I went out for track in both junior high and high school. I never placed in any of my races. I went out for basketball as a junior in high school but the first warm up made my legs hurt for three days.
I'm not a fast runner but I've built up the endurance through taekwondo and through persistence.
I break down my running exercises into two categories. Intervals and distance.
Intervals
This is build stamina. My normal regimen is walk fifty yards, jog fifty yards, sprint fifty yards. That's one set. I've worked myself up to eight and sometimes twelve sets. Then I'll change the routine and do eight sets with the ninth and tenth being walk, jog, sprint one hundred yards. Or, I'll vary the intervals each set. The first will be the usual fifty, then on the second set I'll walk forty, jog and sprint sixty. The third set I drop the walking down to thirty and the jog/sprint to seventy. I've done the intervals around the track doing hundred yard stretches each time. I've done the intervals on the street in front of my apartment using the apartment buildings' (there are five in all) mailboxes as my distances.

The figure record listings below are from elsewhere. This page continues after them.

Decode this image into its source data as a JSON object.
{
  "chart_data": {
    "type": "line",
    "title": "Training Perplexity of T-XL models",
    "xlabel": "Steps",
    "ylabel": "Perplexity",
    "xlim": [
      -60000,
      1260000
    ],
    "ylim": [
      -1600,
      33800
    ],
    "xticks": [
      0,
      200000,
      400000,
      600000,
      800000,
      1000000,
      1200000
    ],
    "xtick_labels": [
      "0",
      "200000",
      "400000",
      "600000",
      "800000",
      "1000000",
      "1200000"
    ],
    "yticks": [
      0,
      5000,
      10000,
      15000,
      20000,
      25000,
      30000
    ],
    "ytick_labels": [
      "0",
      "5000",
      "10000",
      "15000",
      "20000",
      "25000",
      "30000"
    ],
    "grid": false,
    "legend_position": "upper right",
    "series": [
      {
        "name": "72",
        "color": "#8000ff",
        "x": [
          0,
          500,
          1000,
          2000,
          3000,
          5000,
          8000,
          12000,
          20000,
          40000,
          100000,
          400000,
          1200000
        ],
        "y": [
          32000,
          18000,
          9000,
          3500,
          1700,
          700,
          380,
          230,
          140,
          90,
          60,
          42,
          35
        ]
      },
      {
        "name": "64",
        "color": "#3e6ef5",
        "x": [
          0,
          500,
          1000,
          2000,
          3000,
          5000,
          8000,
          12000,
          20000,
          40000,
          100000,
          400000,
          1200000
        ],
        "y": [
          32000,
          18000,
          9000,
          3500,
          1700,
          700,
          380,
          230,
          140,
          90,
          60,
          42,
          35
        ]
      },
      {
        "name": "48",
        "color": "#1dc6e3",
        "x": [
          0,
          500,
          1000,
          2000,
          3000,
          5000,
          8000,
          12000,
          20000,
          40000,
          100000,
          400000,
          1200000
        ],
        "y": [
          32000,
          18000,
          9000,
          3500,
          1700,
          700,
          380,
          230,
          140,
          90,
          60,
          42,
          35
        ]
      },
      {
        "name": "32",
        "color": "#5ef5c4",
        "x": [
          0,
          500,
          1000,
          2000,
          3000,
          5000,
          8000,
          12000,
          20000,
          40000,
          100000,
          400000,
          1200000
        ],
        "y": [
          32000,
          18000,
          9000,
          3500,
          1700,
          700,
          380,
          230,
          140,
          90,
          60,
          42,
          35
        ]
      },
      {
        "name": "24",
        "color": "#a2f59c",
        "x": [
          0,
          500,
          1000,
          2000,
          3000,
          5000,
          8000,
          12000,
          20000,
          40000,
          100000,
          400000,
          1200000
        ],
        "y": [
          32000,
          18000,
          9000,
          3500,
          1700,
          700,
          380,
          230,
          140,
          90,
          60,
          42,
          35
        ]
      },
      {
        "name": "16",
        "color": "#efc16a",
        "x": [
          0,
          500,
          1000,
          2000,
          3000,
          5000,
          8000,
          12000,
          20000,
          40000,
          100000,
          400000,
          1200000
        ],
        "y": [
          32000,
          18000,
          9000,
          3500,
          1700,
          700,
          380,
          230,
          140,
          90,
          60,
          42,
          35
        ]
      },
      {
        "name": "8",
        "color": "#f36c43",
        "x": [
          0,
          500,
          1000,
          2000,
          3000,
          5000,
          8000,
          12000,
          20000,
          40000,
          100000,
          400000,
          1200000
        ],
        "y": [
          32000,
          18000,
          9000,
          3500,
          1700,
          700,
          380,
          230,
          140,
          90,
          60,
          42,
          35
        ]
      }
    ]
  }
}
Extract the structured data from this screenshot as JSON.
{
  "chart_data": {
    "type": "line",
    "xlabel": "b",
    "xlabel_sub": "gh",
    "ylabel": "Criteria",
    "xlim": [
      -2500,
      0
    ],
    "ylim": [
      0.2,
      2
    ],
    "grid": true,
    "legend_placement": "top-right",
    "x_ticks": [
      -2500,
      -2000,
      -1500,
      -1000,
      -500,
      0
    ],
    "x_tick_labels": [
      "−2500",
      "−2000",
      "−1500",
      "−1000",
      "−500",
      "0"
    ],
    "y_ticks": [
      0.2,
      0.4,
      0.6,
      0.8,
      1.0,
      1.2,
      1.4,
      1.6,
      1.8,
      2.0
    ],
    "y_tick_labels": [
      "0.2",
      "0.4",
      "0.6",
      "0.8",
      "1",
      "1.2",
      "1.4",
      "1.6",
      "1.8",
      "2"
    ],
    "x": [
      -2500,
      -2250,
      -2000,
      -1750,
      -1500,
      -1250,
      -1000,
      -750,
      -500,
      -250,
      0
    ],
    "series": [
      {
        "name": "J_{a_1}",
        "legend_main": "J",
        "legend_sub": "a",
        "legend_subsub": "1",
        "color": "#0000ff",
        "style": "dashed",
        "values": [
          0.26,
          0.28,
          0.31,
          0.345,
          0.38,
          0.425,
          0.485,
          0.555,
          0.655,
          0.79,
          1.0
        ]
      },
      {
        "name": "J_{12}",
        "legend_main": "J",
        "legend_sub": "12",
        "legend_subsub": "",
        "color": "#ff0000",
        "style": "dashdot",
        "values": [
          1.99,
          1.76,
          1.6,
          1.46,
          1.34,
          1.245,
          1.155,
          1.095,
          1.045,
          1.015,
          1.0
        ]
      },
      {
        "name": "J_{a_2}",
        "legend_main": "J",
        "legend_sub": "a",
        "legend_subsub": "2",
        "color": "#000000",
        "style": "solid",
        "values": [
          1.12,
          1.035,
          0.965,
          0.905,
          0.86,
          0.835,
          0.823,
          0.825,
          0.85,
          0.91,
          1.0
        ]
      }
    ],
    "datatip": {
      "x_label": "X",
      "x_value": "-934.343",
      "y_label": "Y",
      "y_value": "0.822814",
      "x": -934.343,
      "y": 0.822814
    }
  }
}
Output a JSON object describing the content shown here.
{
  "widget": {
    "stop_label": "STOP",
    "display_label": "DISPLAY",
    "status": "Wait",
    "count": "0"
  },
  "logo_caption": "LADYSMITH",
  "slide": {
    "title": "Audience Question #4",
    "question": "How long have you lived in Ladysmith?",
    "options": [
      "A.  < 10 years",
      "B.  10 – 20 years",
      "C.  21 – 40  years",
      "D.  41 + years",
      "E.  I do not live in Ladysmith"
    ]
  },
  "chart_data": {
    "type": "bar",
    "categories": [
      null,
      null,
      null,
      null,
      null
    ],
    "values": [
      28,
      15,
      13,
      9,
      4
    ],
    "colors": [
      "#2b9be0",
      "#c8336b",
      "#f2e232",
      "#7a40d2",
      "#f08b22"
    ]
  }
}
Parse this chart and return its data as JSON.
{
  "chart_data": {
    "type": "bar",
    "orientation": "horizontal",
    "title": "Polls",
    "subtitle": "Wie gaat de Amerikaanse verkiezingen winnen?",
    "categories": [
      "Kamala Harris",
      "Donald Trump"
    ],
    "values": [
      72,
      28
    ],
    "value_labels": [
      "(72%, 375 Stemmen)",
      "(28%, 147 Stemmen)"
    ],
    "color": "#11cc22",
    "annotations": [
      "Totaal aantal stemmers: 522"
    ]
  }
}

For writing, I liken the intervals to writing in spurts. Quick pages here and there, different times of the day. Short scenes. Dialogue. Description. Sometimes this works just to get down an idea or to detail a scene.
Distance
This is done one of two ways (a subset of the subset if you will). Either I will set the cell phone alarm (usually for fifteen minutes) and take off running in one direction or zig-zag through town. When the alarm rings, I turn back. The second distance is set myself a specific number of laps around the track. Usually ten which is about two and a half miles. I can vary the routine by using a different lane each lap.
In writing you can set the time factor to a specific number of hours to write or a certain goal, such as the end of a chapter. Many times when I 'distance' write I get 'in the zone'. For runners, there's a point where they push past the pain and the exhaustion and they can run for many more miles. For writers, the zone is when they know they're on a roll and the words just flow. I'll know when to quit when I'm writing longhand and my hand starts to ache.
Again, it's good to celebrate the achievement of that goal. I push myself to do one more lap or push myself to go a little bit farther.